La régulation de la sexualité dont Jean-Claude Guillebaud a montré dans La Tyrannie du plaisir qu'elle n'était pas le monopole du christianisme, existe dans toutes les sociétés (on la retrouve chez les Grecs, chez les Romains, chez les Amérindiens, dans les codes babyloniens, etc), à cause des dangers réels qu'elle implique - notamment la rivalité, la contagion de la violence et les traumatismes liés à la séduction précoce - et de la nécessité de poser des limites et des régulations symboliques et réelles.
En cela, Gabriel Matzneff, comme la plupart des intellectuels "post-soixante huitards" s'est montré bien naïf et bien superficiel, comme il a joué avec le feu en se plaçant dans la situation d'Oedipe ou de don Juan dont on sait comment ils ont fini.
C'est d'ailleurs la raison pour laquelle son oeuvre me semble bien moins intéressante que celle d'un Michel Houellebecq qui me semble autrement plus lucide.
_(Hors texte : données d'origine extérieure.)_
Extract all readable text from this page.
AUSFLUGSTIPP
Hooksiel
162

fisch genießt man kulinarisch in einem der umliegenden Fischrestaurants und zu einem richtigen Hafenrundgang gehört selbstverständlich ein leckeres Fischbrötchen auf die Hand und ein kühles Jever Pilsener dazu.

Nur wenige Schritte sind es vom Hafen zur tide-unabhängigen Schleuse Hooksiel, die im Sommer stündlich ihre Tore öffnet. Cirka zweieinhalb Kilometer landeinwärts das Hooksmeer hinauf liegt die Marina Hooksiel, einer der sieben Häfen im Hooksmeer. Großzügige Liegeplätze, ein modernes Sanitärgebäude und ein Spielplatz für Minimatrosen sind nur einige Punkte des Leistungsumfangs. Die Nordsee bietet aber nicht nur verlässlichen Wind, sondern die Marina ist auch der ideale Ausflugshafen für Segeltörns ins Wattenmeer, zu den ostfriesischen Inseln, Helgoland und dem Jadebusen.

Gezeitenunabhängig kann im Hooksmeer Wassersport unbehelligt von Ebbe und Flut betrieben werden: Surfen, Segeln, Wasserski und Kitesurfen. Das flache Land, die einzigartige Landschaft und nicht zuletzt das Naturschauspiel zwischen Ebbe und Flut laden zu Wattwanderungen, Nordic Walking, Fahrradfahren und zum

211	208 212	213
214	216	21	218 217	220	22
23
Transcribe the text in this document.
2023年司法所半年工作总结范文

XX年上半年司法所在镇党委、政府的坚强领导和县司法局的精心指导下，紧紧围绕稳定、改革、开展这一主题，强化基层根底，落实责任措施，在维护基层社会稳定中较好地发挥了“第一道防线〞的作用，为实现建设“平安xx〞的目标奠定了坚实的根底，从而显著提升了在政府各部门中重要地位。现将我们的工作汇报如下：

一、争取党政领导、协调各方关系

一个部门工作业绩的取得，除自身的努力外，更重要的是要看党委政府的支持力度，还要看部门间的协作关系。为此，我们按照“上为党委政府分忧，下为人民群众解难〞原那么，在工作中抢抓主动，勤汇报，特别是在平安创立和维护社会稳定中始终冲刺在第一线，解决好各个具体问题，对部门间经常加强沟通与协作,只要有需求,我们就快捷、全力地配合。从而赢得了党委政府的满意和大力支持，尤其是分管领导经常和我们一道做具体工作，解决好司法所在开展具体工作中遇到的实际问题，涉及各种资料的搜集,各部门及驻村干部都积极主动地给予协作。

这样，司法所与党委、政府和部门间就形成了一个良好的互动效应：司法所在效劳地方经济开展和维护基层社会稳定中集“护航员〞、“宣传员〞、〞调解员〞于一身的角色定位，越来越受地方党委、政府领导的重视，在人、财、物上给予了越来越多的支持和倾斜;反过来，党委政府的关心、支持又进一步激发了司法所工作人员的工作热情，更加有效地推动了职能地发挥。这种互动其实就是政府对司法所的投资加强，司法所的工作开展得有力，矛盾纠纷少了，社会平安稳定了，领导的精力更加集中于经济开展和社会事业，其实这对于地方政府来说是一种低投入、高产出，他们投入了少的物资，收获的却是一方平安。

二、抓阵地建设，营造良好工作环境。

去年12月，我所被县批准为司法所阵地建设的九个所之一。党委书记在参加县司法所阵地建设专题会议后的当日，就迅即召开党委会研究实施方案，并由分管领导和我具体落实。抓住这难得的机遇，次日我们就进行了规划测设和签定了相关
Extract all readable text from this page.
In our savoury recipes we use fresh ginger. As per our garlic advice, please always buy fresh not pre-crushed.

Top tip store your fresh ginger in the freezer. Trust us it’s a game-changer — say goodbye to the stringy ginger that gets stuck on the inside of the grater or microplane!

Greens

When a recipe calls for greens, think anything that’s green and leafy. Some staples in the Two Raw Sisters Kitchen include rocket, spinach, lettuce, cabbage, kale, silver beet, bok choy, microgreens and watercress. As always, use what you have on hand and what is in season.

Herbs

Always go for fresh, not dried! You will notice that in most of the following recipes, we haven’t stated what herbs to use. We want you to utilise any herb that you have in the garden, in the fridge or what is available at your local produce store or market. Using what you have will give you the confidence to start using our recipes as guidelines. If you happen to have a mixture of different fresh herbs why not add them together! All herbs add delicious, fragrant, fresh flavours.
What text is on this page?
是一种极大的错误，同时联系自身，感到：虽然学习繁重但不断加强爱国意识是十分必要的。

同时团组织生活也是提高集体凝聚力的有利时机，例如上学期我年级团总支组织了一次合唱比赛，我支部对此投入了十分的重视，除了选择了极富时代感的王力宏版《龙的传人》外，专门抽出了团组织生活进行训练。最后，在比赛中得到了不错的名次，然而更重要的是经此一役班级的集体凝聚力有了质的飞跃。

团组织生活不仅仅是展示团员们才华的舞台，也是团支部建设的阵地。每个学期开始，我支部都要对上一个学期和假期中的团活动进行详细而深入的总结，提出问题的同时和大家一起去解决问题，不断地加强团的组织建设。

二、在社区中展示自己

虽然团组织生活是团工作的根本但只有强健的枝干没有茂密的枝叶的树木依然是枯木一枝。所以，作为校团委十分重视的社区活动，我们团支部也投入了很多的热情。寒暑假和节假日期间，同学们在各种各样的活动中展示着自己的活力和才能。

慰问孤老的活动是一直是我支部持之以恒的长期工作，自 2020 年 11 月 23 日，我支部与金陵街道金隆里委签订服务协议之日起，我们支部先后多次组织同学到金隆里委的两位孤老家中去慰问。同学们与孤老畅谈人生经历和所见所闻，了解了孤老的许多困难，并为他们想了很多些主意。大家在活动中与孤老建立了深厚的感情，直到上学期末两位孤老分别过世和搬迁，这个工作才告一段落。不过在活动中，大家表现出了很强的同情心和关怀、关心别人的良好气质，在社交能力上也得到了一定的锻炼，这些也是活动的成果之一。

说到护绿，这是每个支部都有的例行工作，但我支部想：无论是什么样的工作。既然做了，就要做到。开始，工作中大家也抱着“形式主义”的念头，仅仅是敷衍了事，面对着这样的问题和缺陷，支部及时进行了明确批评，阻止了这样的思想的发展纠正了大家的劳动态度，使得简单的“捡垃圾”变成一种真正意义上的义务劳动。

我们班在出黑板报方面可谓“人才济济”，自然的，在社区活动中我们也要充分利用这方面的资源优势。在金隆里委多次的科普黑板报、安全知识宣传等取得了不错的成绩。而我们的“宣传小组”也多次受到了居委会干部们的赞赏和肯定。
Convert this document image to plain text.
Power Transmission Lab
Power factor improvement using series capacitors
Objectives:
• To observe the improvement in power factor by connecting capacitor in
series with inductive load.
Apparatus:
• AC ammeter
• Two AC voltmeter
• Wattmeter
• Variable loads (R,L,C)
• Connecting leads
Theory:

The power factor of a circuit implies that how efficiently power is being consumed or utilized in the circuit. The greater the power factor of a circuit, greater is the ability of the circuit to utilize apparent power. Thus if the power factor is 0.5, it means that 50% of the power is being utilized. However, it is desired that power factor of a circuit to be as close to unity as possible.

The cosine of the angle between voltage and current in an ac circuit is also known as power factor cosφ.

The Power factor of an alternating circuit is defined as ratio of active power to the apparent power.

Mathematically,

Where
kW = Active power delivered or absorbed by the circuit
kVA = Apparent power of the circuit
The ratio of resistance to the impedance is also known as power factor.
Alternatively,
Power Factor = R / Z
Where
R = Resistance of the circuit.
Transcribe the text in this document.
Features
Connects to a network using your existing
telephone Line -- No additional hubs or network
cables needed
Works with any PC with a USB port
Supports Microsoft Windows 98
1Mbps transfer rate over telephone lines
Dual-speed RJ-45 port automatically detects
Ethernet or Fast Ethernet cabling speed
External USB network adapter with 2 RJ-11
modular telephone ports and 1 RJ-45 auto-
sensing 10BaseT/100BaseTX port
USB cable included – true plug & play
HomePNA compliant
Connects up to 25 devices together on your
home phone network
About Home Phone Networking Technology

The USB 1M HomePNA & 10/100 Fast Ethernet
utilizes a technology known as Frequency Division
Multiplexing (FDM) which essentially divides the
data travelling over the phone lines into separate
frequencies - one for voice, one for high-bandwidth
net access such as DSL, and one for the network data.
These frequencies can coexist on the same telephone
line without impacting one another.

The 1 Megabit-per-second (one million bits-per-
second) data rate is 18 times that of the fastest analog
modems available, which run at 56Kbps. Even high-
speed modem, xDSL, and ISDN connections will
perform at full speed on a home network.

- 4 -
Mais est-ce une raison de vouloir sa mort et en quoi le suicide éventuel de Gabriel Matzneff réglera-t-il le problème ?
Notre société deviendra-t-elle plus respectueuse des autres, protégera-t-elle mieux les plus fragiles ? Y aura-t-il moins d'incestes dans les familles, moins de pédophilie, moins de féminicides ?
Le vent de puritanisme qui souffle désormais en Amérique et en Europe est-il le prélude à une nouvelle ère de respect entre les hommes et les femmes ou envers les plus fragiles ?
On voudrait bien le croire et on ne peut évidemment que le souhaiter, mais on peut s'interroger sur le sens et la valeur de ce mouvement "unanime" d'indignation.